Dalam hal ini pemerintah tidak dapat bertindak kecuali
melakukan suatu tinjauan untuk dapat memberikan intruksi atau perintah kepada
pihak yang bertanggung jawab agar lumpur lapindo brantas dapat diberhentikan. Jaminan
atau janji pemerintah dan pihak penanggung jawab dengan korban lumpur lapindo mengenai
ganti rugi dimana lahan yang telah terlewati dengan lumpur lapindo brantas masih
kurang memadai dalam segi kesejahteraan baik tempat tinggal, tempat ibadah,
gedung-gedung, sekolah atau pendidikan, pabrik-pabrik atau fasilitas-fasilitas
umum dan sosial lainnya yang masih belum terlihat mensejahterakan korban lumpur
Lapindo Brantas Sidoarjo sampai sekarang.
1.2. Tujuan
Dalam penulisan makalah ini ditujukan untuk mengetahui bagaimana
kinerja pemerintah terhadap kasus lumpur yang dikhususkan pada kesejahteraan
umum bagi korban Lumpur Sidoarjo, Jawa Timur.
1.3. Batasan Masalah
Untuk menghindari ruang lingkup yang terlalu luas, maka pada
makalah ini ada pembatasan masalah yang ditujukan agar ruang lingkup penguraian
mengenai penulisan makalah dapat lebih jelas dan terarah. Batasan masalah dalam
makalah ini adalah :
1.
munculnya bencana Lumpur Lapindo Brantas
Sidoarjo – Jawa Timur
2.
membahas mengenai atensi pemerintah
mengenai kesejahteraan korban bencana Lumpur Lapindo Branstas Sidoarjo - Jawa
Timur, jika di lihat dalam segi kesejahteran umum
3.
mengetahui bagaimana kinerja pemerintah
dalam penanganan kasus bencana yang terjadi di Indonesia, khususnya pada Lumpur
Lapindo.
BAB II
TINJAUAN PUSTAKA
2.1. Kronologis Munculnya Lumpur Lapindo
Pada tanggal 29 Mei 2006 tepatnya pada hari Senin, lumpur
panas yang bersuhu 70˚C dengan membawa gas dan bau yang menyengat, menyembur di
Desa siring, Kecamatan Porong, Kabupaten Sidoarjo, Jawa Timur.
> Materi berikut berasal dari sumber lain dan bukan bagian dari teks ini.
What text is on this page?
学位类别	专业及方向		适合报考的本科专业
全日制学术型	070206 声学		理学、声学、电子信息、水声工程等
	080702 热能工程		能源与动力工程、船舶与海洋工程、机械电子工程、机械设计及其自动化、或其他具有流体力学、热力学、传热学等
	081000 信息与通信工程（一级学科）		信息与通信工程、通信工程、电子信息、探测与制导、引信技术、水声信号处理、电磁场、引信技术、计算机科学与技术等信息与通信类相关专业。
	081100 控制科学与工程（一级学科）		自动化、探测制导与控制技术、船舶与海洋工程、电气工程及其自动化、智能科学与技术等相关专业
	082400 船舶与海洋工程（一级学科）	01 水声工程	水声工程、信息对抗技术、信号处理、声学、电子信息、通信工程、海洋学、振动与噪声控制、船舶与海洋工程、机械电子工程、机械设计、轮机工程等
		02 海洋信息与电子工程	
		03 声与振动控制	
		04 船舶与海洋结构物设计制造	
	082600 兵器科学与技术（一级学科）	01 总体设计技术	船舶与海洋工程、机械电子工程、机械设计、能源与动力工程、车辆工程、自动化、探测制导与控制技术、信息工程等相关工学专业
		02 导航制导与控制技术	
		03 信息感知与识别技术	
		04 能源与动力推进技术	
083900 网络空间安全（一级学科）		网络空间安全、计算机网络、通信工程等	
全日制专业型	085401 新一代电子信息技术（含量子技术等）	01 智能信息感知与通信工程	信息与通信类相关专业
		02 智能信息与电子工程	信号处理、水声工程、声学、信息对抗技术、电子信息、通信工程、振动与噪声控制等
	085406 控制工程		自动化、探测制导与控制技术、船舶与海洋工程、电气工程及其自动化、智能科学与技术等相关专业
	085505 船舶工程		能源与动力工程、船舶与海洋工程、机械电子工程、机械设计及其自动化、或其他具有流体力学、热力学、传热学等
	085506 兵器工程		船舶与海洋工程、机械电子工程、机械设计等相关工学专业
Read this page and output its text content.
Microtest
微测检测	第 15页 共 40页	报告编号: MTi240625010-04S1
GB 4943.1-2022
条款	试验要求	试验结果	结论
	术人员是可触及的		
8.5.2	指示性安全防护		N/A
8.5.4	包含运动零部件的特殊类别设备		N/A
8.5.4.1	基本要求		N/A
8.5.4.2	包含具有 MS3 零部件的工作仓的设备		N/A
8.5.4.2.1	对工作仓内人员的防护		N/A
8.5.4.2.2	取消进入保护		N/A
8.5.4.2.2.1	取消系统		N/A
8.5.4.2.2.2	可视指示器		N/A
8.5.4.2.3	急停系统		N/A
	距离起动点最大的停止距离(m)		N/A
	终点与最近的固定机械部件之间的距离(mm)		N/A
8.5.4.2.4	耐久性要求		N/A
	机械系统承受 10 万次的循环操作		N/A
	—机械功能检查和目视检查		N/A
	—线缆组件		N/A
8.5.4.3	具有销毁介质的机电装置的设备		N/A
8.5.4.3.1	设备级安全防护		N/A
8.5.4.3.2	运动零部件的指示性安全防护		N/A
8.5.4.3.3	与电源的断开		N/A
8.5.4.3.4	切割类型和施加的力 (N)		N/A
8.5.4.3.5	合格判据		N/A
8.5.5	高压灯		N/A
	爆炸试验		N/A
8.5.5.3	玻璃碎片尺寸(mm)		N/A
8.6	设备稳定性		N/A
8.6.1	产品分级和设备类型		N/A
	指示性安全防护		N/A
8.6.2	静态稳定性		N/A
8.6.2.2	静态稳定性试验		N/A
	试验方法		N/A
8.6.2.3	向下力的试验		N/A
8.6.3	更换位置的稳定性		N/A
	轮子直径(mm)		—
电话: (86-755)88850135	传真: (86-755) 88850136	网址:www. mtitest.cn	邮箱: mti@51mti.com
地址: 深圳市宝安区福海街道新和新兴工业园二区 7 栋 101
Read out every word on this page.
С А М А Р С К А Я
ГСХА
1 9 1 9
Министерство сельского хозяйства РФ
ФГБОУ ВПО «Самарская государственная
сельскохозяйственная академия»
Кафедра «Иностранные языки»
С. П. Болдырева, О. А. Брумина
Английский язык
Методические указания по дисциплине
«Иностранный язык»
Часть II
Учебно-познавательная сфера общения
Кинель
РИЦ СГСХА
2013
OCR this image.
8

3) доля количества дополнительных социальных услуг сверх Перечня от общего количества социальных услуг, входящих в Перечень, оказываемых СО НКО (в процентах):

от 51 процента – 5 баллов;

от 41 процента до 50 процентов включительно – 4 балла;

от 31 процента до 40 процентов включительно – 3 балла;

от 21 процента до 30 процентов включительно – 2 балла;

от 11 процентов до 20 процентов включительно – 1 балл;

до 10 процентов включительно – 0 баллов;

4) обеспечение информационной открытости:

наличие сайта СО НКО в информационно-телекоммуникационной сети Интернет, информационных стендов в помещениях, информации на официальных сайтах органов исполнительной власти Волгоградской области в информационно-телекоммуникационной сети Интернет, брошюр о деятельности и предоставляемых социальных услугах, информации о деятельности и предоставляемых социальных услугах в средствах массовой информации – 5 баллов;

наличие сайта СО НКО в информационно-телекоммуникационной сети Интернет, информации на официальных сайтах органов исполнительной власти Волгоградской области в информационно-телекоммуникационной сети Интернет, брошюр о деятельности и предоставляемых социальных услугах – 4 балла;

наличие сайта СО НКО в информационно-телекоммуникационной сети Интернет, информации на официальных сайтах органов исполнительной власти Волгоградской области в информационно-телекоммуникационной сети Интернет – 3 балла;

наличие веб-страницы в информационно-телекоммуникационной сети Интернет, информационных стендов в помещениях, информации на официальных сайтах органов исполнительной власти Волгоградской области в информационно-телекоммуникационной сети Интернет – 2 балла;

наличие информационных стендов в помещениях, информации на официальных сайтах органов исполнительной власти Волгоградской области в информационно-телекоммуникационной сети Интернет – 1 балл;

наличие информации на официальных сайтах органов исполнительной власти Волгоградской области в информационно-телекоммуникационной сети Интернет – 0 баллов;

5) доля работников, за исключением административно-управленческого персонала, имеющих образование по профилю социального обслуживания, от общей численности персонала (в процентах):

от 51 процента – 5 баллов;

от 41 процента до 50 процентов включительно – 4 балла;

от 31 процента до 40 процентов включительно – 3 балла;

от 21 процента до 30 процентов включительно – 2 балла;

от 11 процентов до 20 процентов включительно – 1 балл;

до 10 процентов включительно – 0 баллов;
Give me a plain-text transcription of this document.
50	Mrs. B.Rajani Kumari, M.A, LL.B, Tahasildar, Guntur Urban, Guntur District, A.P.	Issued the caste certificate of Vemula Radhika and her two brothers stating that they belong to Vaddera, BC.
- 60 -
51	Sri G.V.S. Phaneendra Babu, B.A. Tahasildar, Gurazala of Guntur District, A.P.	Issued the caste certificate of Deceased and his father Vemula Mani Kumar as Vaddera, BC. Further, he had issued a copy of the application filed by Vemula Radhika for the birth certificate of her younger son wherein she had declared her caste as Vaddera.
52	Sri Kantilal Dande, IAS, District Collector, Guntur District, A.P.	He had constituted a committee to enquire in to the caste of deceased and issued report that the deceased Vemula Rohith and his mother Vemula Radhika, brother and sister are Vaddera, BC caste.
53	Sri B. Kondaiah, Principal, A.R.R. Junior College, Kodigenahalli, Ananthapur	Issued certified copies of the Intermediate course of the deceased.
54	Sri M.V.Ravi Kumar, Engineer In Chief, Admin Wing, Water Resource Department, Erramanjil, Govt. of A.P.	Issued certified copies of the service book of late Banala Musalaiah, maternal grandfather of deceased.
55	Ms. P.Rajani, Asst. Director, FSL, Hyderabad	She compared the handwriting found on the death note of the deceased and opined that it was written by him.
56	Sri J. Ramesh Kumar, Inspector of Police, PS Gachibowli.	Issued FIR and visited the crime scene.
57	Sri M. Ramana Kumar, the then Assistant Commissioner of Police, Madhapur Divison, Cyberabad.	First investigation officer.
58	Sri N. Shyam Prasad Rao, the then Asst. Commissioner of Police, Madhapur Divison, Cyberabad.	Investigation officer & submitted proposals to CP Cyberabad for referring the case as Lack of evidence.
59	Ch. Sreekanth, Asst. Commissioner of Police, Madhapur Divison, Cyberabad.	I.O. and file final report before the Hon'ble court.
Titik sembur
yang berjarak sekitar 100 meter dari sumur Banjar Panji-1 milik PT Lapindo Brantas Inc.
Bencana ini disebabkan karena ulah perusahaan pengeboran
minyak dan dan gas Lapindo Brantas Inc (LBI). Menurut Syahdun, mekanik PT Tiga
Musim Jaya Mas, selaku kontraktor yang melakukan pengeboran mengatakan,
semburan gas disebabkan karena pecahnya formasi sumur pengeboran dari kedalaman
9.000 kaki atau 2.743 meter dari perut bumi. Ketika bor akan di angkat untuk
mengganti rangkaian, tiba-tiba bor macet dan gas tidak bisa keluar melalui
saluran fire pit dan gas menekan ke
samping (mencari celah keluar ke permukaan).
Ini diduga karena saat
penggalian lubang galian belum disumbat dengan cairan beton sebagai casing. Lubang yang menganga dikarenakan
adanya gempa bumi di Yogyakarta yang getarannya dirasakan sampai Sidoarjo,
Malang, dan Surabaya. Dalam prosedurnya lubang penggalian pada bagian atas
langsung di tutup beton. Namun, penutupan baru bisa dilakukan jika seluruh
pekerjaan pengeboran selesai dan minyak mentahnya ditemukan (Banjir Lumpur Banjir Janji, Emha Ainun,
2007).
2.2. Tindakan Pemerintah Atas Bencana Lumpur Lapindo
Dari
kasus Lumpur di Sidoarjo, dapat dilihat bahwa pemerintah belum berhasil
memfungsikan hukum sebagai alat desak pertanggungjawaban atas bencana lumpur
panas Lapindo Brantas. Memang benar, hukum sudah dan sedang berlangsung dengan
menyeret sejumlah nama tersangka. Namun, kelayakan proses hukum itu patut
dipertanyakan. Sebenarnya yang lemah adalah kemampuan pemerintah bukanlah
hukum. Ini merupakan fenomena pemerintah yang tak berkemauan dan berkemampuan
untuk menggunakan hukum sebagai alat pertanggungjawaban publik dan pemeliharaan
kepentingan publik. Pemerintah terlihat tidak dapat mengelola dirinya sendiri
untuk bisa memfungsikan pengelolaan bencana secara terpadu, efisien, cepat,
sigap, dan efektif (Banjir Lumpur Banjir Janji,
Emha Ainun, 2007).
2.3. Atensi Pemerintah Terhadap Kasus
Lumpur
Semburan dan luberan lumpur panas
di lokasi penambangan yang terjadi di Porong ini, tak kunjung tertangani secara
tuntas. Janji-janji untuk relokasi dan pemberian ganti rugi atas kerugian warga
yang kehilangan rumah dan pengusaha-pengusaha yang kehilangan usahanya belum
juga terealisasi. Disinilah kasus yang
paling kasat mata tentang terabaikannya kesejahteraan rakyat. Demi sebuah
keuntungan sepihak, pihak lain harus menjadi korbannya. Dan mutatis mutandis, hal ini berlaku untuk
hampir setiap perkara yang menyentuh kepentingan penguasa dan oknum pengusaha
yang sedang berkuasa. Warga atau korban telah kecewa kepada penguasa
(pemerintah) dan pihak-pihak yang terkait karena penguasa hanyalah memihak
mereka yang berduit daripada rakyat yang terjepit.
Para
korban lumpur pun mendesak agar pemerintah dan aparat hukum, menuntut PT.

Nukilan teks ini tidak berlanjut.